The UN report says that the growth of the global economy in the last 50 years has largely been driven by a huge increase in the extraction of fossil fuels and other resources, and that this has come at massive cost to the environment. This is not a "green" problem: both the UN and the World Health Organisation have said that the root cause of pandemics is our destruction of nature.
In his seminal work for the UK treasury, the Dasgupta Review on the Economics of Biodiversity, Professor Sir Partha Dasgupta, a Cambridge economist, similarly cites climate change and Covid-19 as evidence of our biosphere's increasing loss of resilience in the face of an exponential human onslaught.
It is rapidly becoming clear that the days of justifying social and environmental devastation in the name of economic growth are coming to an end, as it dawns on investors that, as that catchy slogan goes, "there are no jobs on a dead planet".
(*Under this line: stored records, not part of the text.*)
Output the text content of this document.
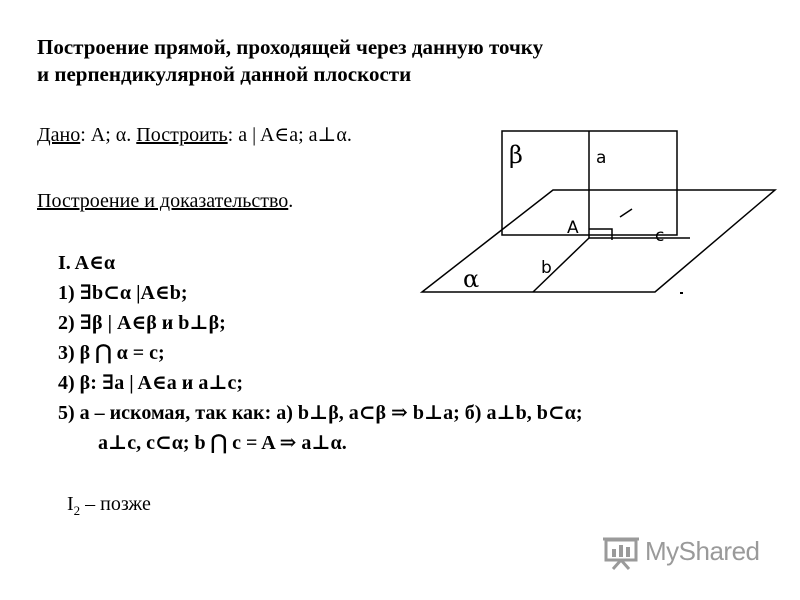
Построение прямой, проходящей через данную точку
и перпендикулярной данной плоскости
Дано: A; α. Построить: a | A∈a; a⊥α.
Построение и доказательство.
I. A∈α
1) ∃b⊂α |A∈b;
2) ∃β | A∈β и b⊥β;
3) β ⋂ α = c;
4) β: ∃a | A∈a и a⊥c;
5) a – искомая, так как: а) b⊥β, a⊂β ⇒ b⊥a; б) a⊥b, b⊂α;
a⊥c, c⊂α; b ⋂ c = A ⇒ a⊥α.
$I_2$ – позже
β	a
A	c
b
α
MyShared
So the mining industry no longer has time to take a long and winding journey when it comes to ESG. It needs to take action, now, that has tangible, real-world outcomes, rather than making yet more commitments that look good in a glossy integrated report but have little bearing on reality. Investors have a key role to play in interrogating ESG claims, and calling out greenwashing.
I'll start. The ESG session at the Mining Indaba was sponsored by Standard Bank, which was also represented on the panel. Standard Bank states that it "supports the goals of the Paris Climate Agreement", and its social media feeds are packed with beautifully filmed adverts touting the bank's funding for renewable energy. But Standard Bank has lent far more money to the fossil fuel industry than to renewables. It is Africa's biggest lender to the oil and gas industry, and has repeatedly asserted that it will continue to fund fossil fuel expansion on the continent. Sustainable finance? You decide.